En estos momentos, tan solo contemplaba la pequeña talla de San Amaro que con tanto celo habían vestido el día anterior. Mario el sacristán lo había sorprendido sacando de una pequeña caja de tea que había en la sacristía, una hermosa capa dorada y bordada con decoración floral, que según le contó, se la había regalado al santo, muchos años atrás, un tal Melchor Monteverde, capitán de La Armada de Su Majestad. Sobre su mano izquierda sostenía un libro abierto de la regla benedictina con las tapas rojas, mientras que en la derecha, portaba un largo báculo abacial de plata y su cabeza estaba coronada con una espléndida mitra de plata rebujada. Además, entre Carmela y La Antigua, le confeccionaron unos hermosos ramos de flores para cubrir las andas, que Don Domingo no tenía idea de donde los habían sacado, pero que embellecían sobremanera la diminuta escultura.
Pavor le producía pensar que el temporal se repitiera de nuevo mientras cumplían con la procesión, y en su temosa imaginación veía la dorada capa volada por el viento y la hermosa mitra de plata, abollada y perdida en el fondo del barranco.
- Bueno, está bien – aceptó al fin, a la vez que intentaba desterrar aquellas imágenes de su cabeza - Pero tan solo una vuelta al atrio de la iglesia y rapidito - concluyó el joven cura la discusión, intentando dar a su voz un tono de autoridad también. Se había dado cuenta y mucho le agradó, que si bien nadie osó responder al influyente Morente, todos esperaban que la decisión final la tomara él.
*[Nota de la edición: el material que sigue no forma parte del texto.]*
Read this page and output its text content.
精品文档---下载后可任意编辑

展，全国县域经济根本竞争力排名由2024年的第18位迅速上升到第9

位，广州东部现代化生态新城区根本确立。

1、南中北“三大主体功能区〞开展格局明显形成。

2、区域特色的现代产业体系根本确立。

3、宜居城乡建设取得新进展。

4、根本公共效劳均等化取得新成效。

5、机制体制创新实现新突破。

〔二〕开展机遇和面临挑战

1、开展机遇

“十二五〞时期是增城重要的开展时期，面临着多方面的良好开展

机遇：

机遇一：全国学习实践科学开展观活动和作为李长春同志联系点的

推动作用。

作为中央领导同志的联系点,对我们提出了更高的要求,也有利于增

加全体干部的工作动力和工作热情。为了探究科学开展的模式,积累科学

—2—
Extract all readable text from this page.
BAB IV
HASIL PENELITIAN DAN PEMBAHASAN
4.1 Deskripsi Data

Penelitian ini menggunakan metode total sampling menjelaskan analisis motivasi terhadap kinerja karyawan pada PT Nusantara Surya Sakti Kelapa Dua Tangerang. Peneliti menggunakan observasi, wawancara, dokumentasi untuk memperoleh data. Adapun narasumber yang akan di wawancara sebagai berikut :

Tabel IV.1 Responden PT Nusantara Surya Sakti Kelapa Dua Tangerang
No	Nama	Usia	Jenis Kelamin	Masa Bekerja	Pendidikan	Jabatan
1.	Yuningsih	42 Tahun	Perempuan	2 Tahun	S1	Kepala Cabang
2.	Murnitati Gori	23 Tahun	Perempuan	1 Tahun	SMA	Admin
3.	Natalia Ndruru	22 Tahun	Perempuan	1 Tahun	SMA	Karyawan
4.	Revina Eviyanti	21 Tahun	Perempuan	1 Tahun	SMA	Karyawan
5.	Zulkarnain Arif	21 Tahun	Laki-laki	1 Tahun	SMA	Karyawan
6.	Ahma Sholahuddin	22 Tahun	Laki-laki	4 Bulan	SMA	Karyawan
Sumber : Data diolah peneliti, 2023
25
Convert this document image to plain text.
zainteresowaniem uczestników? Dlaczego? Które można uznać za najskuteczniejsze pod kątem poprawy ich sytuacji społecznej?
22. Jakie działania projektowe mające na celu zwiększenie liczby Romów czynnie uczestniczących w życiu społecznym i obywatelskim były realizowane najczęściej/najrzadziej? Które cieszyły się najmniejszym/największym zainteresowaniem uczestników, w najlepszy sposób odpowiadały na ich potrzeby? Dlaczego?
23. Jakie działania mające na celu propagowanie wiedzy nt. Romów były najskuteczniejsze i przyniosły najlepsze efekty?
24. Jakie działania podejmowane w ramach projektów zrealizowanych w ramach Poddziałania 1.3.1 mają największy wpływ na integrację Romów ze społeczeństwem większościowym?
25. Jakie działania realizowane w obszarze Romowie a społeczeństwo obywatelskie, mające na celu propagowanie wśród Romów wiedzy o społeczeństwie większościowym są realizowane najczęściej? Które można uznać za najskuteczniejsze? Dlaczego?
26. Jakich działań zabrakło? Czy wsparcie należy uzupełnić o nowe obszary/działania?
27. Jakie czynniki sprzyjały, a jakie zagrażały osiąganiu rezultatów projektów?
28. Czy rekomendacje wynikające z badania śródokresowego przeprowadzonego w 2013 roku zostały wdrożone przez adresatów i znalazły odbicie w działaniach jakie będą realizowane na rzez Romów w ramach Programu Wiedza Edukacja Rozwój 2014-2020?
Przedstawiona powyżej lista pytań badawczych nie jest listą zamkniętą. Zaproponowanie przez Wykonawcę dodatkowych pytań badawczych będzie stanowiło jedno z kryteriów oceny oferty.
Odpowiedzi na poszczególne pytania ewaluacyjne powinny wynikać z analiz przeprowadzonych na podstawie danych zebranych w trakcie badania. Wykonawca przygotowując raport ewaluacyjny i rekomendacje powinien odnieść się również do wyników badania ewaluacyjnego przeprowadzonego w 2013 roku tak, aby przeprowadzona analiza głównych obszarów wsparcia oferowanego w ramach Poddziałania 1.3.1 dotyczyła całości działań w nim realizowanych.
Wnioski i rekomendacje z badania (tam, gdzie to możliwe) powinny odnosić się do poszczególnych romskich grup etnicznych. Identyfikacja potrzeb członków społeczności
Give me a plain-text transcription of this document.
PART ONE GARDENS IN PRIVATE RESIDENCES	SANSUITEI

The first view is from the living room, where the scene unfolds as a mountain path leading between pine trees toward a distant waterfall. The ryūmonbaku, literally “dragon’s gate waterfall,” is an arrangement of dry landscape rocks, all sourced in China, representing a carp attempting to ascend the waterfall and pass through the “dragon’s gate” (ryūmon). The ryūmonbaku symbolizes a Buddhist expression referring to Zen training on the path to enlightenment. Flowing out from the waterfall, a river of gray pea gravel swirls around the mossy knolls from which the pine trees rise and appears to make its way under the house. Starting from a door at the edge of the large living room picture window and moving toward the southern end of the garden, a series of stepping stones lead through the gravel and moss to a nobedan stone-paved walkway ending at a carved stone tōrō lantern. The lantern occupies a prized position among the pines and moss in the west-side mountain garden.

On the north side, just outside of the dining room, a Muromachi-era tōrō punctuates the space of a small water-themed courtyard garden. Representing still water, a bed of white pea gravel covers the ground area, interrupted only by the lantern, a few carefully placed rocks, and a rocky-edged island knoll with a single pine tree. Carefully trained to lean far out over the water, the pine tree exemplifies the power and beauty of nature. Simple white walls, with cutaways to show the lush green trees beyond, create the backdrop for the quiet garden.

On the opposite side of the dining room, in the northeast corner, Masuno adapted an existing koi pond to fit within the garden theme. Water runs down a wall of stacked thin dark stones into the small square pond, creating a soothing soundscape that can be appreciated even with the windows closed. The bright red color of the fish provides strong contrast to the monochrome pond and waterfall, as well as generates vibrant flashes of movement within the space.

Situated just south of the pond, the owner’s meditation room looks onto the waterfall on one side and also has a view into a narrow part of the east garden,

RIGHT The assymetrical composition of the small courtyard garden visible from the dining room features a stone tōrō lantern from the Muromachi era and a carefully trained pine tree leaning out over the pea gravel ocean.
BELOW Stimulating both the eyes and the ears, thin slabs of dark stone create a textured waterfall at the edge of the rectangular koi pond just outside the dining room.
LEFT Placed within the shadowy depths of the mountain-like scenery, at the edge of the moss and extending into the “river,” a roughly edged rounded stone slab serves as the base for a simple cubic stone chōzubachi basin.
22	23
Mario le sonrió y corrió a la sacristía para tañer la campana. Los hombres se cargaron las andas de San Amaro sobre los hombros y con un lento paso siguieron a Don Domingo y a los monaguillos por el pasillo del templo. Al asomar a la puerta se encontró con un cielo oscuro que amenazaba agua de nuevo y con el impertinente viento que los abofeteó con fuerza.
- Con cuidado, con mucho cuidado. Sujétenlo bien, por Dios y por La Virgen no lo vayan a dejar caer - hablaba en baja voz a la comitiva que le precedía, en tanto con el hisopo asperjaba agua bendita a los fieles que se arrodillaban al paso del santo.
Muchos devotos y peregrinos se acercaban hasta el Santo y colocaban entre sus andas, figurillas de cera con forma de ojos, manos, piernas y brazos, en agradecimiento por los favores dispensados.
Mientras, la tormenta se mantenía como al acecho del transcurso de la corta procesión y se entretenía cubriendo de nubarrones oscuros el cielo y el horizonte. La voz del viento apremiaba y empujaba al cura y a los monaguillos, levantaba las túnicas de los cofrades y volaba las hojas de los árboles en la plaza.
Don Domingo no las tenía todas consigo, dibujaba una sonrisa en su rostro pero apuraba el paso todo lo que podía. Al fin, llegó de nuevo a la puerta de la iglesia e hizo entrar al Santo rápidamente.
Fue cruzar el umbral y se destaparon un relámpago y un trueno que hicieron temblar hasta el suelo de la ermita. El chaparrón de agua que cayó a continuación produjo la desbandada general. Muchos buscaron refugio en la propia iglesia y otros huyeron corriendo hacia sus casas. La plaza quedó totalmente vacía, menos por un joven que seguía apoyado tranquilamente en el mostrador del ventorrillo.
-Bebe vino y mea claro, que más quieres San Amaro - convidó Brasita al Santo.